===== R on Farber =====
==== Learning R ====
== SWIRL ===
In addition to other resources, SWIRL is installed on the Farber cluster and is available as an interactive learning guide
inside R:
$ vpkg_require r/3 r-cran
$ R -q --no-save
> library(swirl)
> swirl()
==== R libraries and extensions ====
=== Installed library bundles ===
The cluster also has the majority of [[http://cran.us.r-project.org/|CRAN]]
and [[http://www.bioconductor.org/|Bioconductor]] R libraries already
insalled. These are installed as point-in-time snapshots of their
respective catalogs. These libraries are broken down into different valet
packages based on dependencies. The current bundles are below. Together
these bundles provide access to over 6,600 R modules, pre-compiled and ready
for use.
^r-cran |All CRAN modules in CRAN which compile and install cleanly without any additional dependencies. N.B. all below library packs require this CRAN modle as a base.|
^r-bioconductor |The full suite of[[http://www.bioconductor.org/|Bioconductor]] modules. |
^r-fftw |CRAN modules which need FFTW |
^r-gsl |CRAN modules which need GSL(GNU Scientific Library), GLPK(GNU Linear Programming Kit), or MPFR(GNU MPFR Library) |
^r-gdal |CRAN modules which need GDAL(Geospatial Data Abstraction Library) and GEOS(Geometry Engine, Open Source) |
^r-jags |CRAN modules which need JAGS(Just Another Gibbs Sampler) and the r-gsl library mentioned above. |
^r-mpi |CRAN modules which need the OpenMPI libraries for parallel computing. |
^r-netcdf |CRAN modules which need NetCDF, HDF4, HDF5, and UDUNITS libraries. |
^r-all |In addition to loading all the previously mentioned bundles, and CRAN module with multiple dependencies from the above list is also included. |
^r-cuda |Not currently available. |
=== Searching for modules ===
The HPC team provides a tool, which is loaded along with R, to help cluster
users locate modules in these various bundles,
it is called ''r-search'' and take arguments which will be
interpreted as extended regular expressions to the UNIX
[[http://linux.die.net/man/1/egrep|egrep]] command (with case-insensitivity
enabled by default).
If, for example, you are looking packages to help with a copula regression,
you may search for them as such:
$ r-search copula
R Location ValetPackage Library
------- -------- --------------- -----------
R/3.1.1 add-ons r-cran/20140905 : acopula
R/3.1.1 add-ons r-cran/20140905 : pencopula
R/3.1.1 add-ons r-gsl/20140912 : CopulaRegression
R/3.1.1 add-ons r-gsl/20140912 : VineCopula
R/3.1.1 add-ons r-gsl/20140912 : copula
R/3.1.1 add-ons r-gsl/20140912 : copulaedas
R/3.1.1 add-ons r-gsl/20140912 : nacopula
$
Not, it is clear that two bundles for version 3.1.1 of R contain modules
which may be of help.

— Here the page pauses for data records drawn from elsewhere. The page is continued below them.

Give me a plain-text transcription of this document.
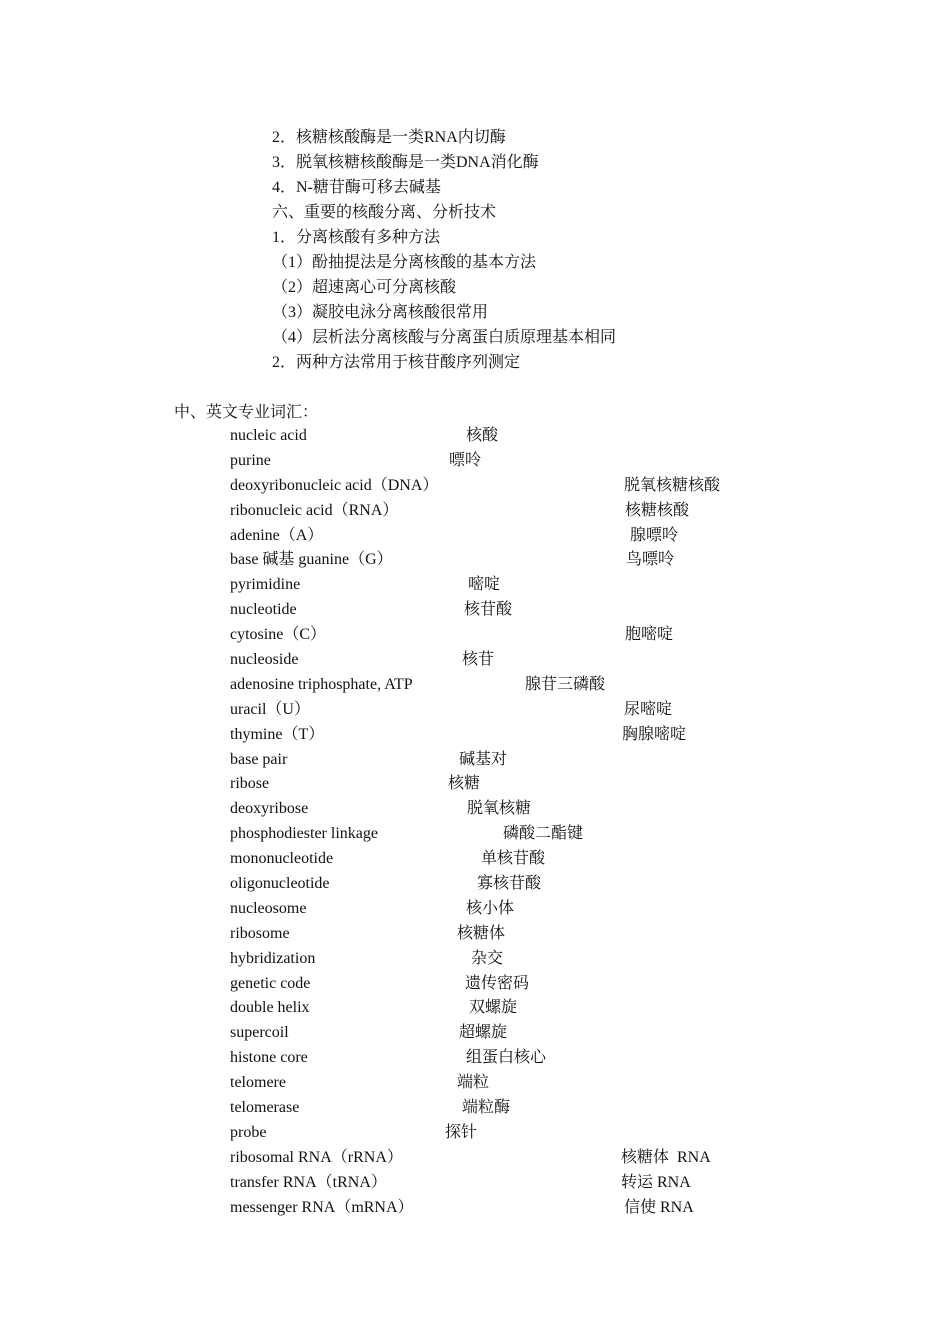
2．核糖核酸酶是一类RNA内切酶
3．脱氧核糖核酸酶是一类DNA消化酶
4．N-糖苷酶可移去碱基
六、重要的核酸分离、分析技术
1．分离核酸有多种方法
（1）酚抽提法是分离核酸的基本方法
（2）超速离心可分离核酸
（3）凝胶电泳分离核酸很常用
（4）层析法分离核酸与分离蛋白质原理基本相同
2．两种方法常用于核苷酸序列测定
中、英文专业词汇：
nucleic acid	核酸
purine	嘌呤
deoxyribonucleic acid（DNA）	脱氧核糖核酸
ribonucleic acid（RNA）	核糖核酸
adenine（A）	腺嘌呤
base 碱基 guanine（G）	鸟嘌呤
pyrimidine	嘧啶
nucleotide	核苷酸
cytosine（C）	胞嘧啶
nucleoside	核苷
adenosine triphosphate, ATP	腺苷三磷酸
uracil（U）	尿嘧啶
thymine（T）	胸腺嘧啶
base pair	碱基对
ribose	核糖
deoxyribose	脱氧核糖
phosphodiester linkage	磷酸二酯键
mononucleotide	单核苷酸
oligonucleotide	寡核苷酸
nucleosome	核小体
ribosome	核糖体
hybridization	杂交
genetic code	遗传密码
double helix	双螺旋
supercoil	超螺旋
histone core	组蛋白核心
telomere	端粒
telomerase	端粒酶
probe	探针
ribosomal RNA（rRNA）	核糖体  RNA
transfer RNA（tRNA）	转运 RNA
messenger RNA（mRNA）	信使 RNA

If you require the "CopulaRegression" module, you
may use valet to load it into your environment via the "r-gsl/20140912"
bundle.
=== Loading library bundles for use ===
$ vpkg_require r-gsl/20140912
Adding dependency `r-cran/20140905` to your environment
Adding dependency `gsl/1.16` to your environment
Adding dependency `glpk/4.55` to your environment
Adding dependency `mpfr/3.1.2` to your environment
Adding package `r-gsl/20140912` to your environment
$
Now using the library in R can be done as normal.
$ R --no-save -q
> library(CopulaRegression)
Loading required package: MASS
Loading required package: VineCopula
>
=== Learning about modules ===
IT provides a small script called ''r-info'' which will display the internal
documentation of R modules. This is helpful to get basic information on
a module to decide if it requires more research. To use this tool, the library
must be installed, and the module bundle must be loaded with ''vpkg_require''.
For example:
$ vpkg_require r/3.1.1 r-cran/3.1.1
$ r-info car
car-package package:car R Documentation
Companion to Applied Regression
Description:
This package accompanies Fox, J. and Weisberg, S., _An R Companion
to Applied Regression_, Second Edition, Sage, 2011.
Details:
...
Maintainer: John Fox
$
==== personal/program specific R libraries and extensions ====
You can create your own library of R modules which contains different
versions than provided through VALET, or modules not available via VALET.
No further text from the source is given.